On the other hand, it remains to be seen if there is sufficient talent in the state to populate two top programs. Virginia enjoyed a brief period of national prominence in 1990 when they dominated in-state recruiting; at the time Tech was a six-win program. Gradually, the Tech staff took control of recruiting and moved into the nation's elite, and the Hoo program sagged. It would be great if the state's high schools could provide Florida-like numbers of top Division I-A recruits, but that is not yet the case, and unless Tech's recruiting completely falls apart, about the best algroh can hope for in Hooville is a marginal Top 20 program. That would probably be enough, however, given current state high school talent levels, to pull Tech out of the Top 10.

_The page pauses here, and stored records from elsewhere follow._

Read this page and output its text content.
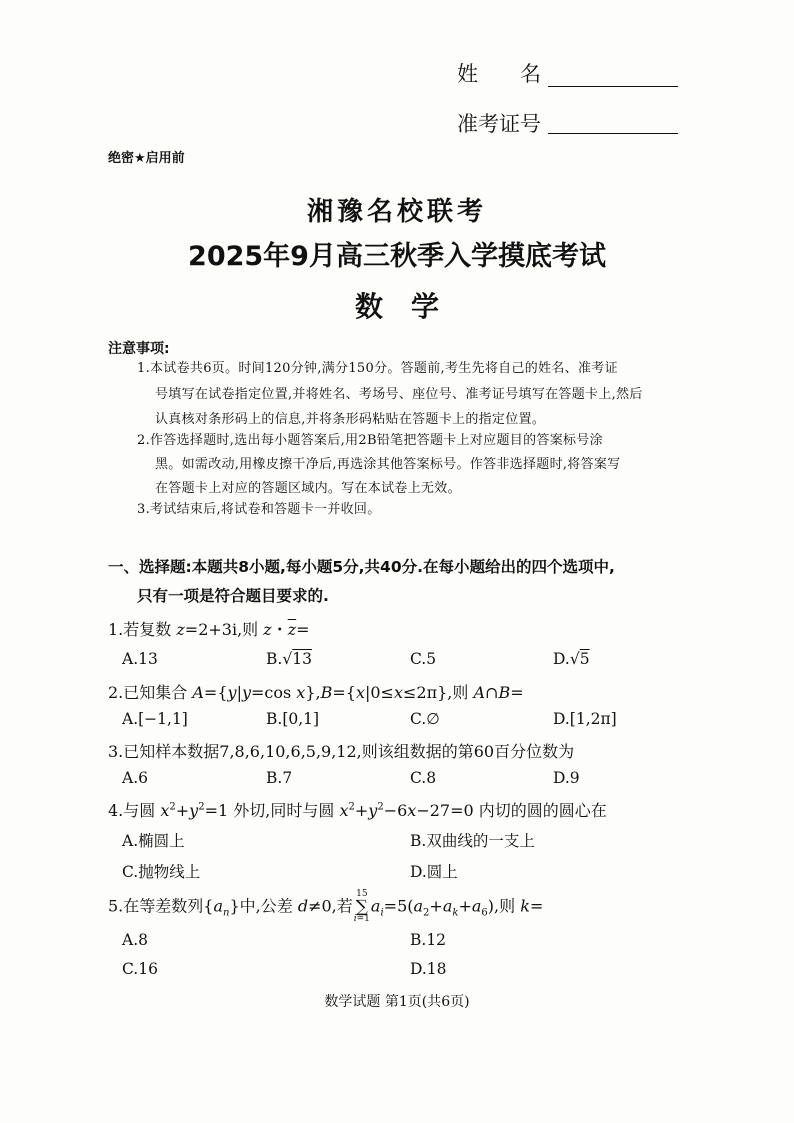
姓　　名
准考证号
绝密★启用前
湘豫名校联考
2025年9月高三秋季入学摸底考试
数　学
注意事项:
1.本试卷共6页。时间120分钟,满分150分。答题前,考生先将自己的姓名、准考证
号填写在试卷指定位置,并将姓名、考场号、座位号、准考证号填写在答题卡上,然后
认真核对条形码上的信息,并将条形码粘贴在答题卡上的指定位置。
2.作答选择题时,选出每小题答案后,用2B铅笔把答题卡上对应题目的答案标号涂
黑。如需改动,用橡皮擦干净后,再选涂其他答案标号。作答非选择题时,将答案写
在答题卡上对应的答题区域内。写在本试卷上无效。
3.考试结束后,将试卷和答题卡一并收回。
一、选择题:本题共8小题,每小题5分,共40分.在每小题给出的四个选项中,
只有一项是符合题目要求的.
1.若复数 z=2+3i,则 z・$\overline{z}=$
A.13	B.√13	C.5	D.√5
2.已知集合 A={y|y=cos x},B={x|0≤x≤2π},则 A∩B=
A.[−1,1]	B.[0,1]	C.∅	D.[1,2π]
3.已知样本数据7,8,6,10,6,5,9,12,则该组数据的第60百分位数为
A.6	B.7	C.8	D.9
4.与圆 $x^2+y^2=1$ 外切,同时与圆 $x^2+y^2-6x-27=0$ 内切的圆的圆心在
A.椭圆上	B.双曲线的一支上
C.抛物线上	D.圆上
5.在等差数列$\{a_n\}$中,公差 d≠0,若15
∑
$i=1a_i=5(a_2+a_k+a_6)$,则 k=
A.8	B.12
C.16	D.18
数学试题 第1页(共6页)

All things considered, it would be fine with me if algroh trashed the Hoo program beyond salvage.
Sandy Cormack (Baltimore Hokie): I do not, nor will I ever, subscribe to that opinion.
We are benefitted by UVA being a Top 25 program due to SOS. But there is a finite amount of talent in Virginia, not enough to sustain two Top 10 programs. We need to secure the best VA talent every year, and hope that UVa secures less.
That's all that need be said on the matter.
Will Stewart, TechSideline.com: Here's the way I see it, and you'll note that most of what I have to say has already been said.
It's good for Tech when UVa is strong because: It improves the Hokies' strength of schedule, which needs all the help it can get (not this year, but in 2003, 2005, and possibly some other years). It also pushes the Hokies to work harder. The tenacity of Al Groh and his coaching staff on the recruiting trail, for example, has kept the Hokies on their toes and forced them to keep working hard, or to work even harder (Plus, Groh gave the Hokies the neat idea of doing a Tom Lemming photo shoot on campus, for whatever that's worth, and who knows, maybe the VT coaches will begin writing piles of handwritten personal letters to recruits soon, as well). Also, I think the Hokies strive to keep up with Virginia in football facilities, and Tech sets the bar a little higher in that area.
It's bad for Tech when UVa is strong because: Nearly every other reason not listed above. There are a limited amount of resources in this state in terms of high school players, media coverage, and fan loyalty among those who aren't already tied to VT or UVa. The state of Virginia is not the state of Florida, where three or more Top 10 programs can be supported (as well as piping enough players out of state to make other teams better, too). Therefore, when UVa is strong, it taps strength from Virginia Tech, and vice versa.
As the others note above, the two programs have rarely been "successful" (i.e., perennial Top 25) at the same time, and if they have been, as they were in 1995, it has been because they have met in the middle while one was on the way up and the other on the way down. As UVa got strong in the 80's and early 90's, Tech weakened; as the Hokies achieved in the 1990's and early 2000's, UVa fell. Fan support and media coverage in the state, dominated by Virginia in the early 90's, swung back in VT's direction as the decade wore on.
I simply don't think both programs can consistently be annual residents in the Top 20 at the same time, and I seriously doubt both teams will ever be Top 10 at the same time, and if so, not for long.
So, on balance, I think it's better for Tech for UVa to be weak. And vice versa.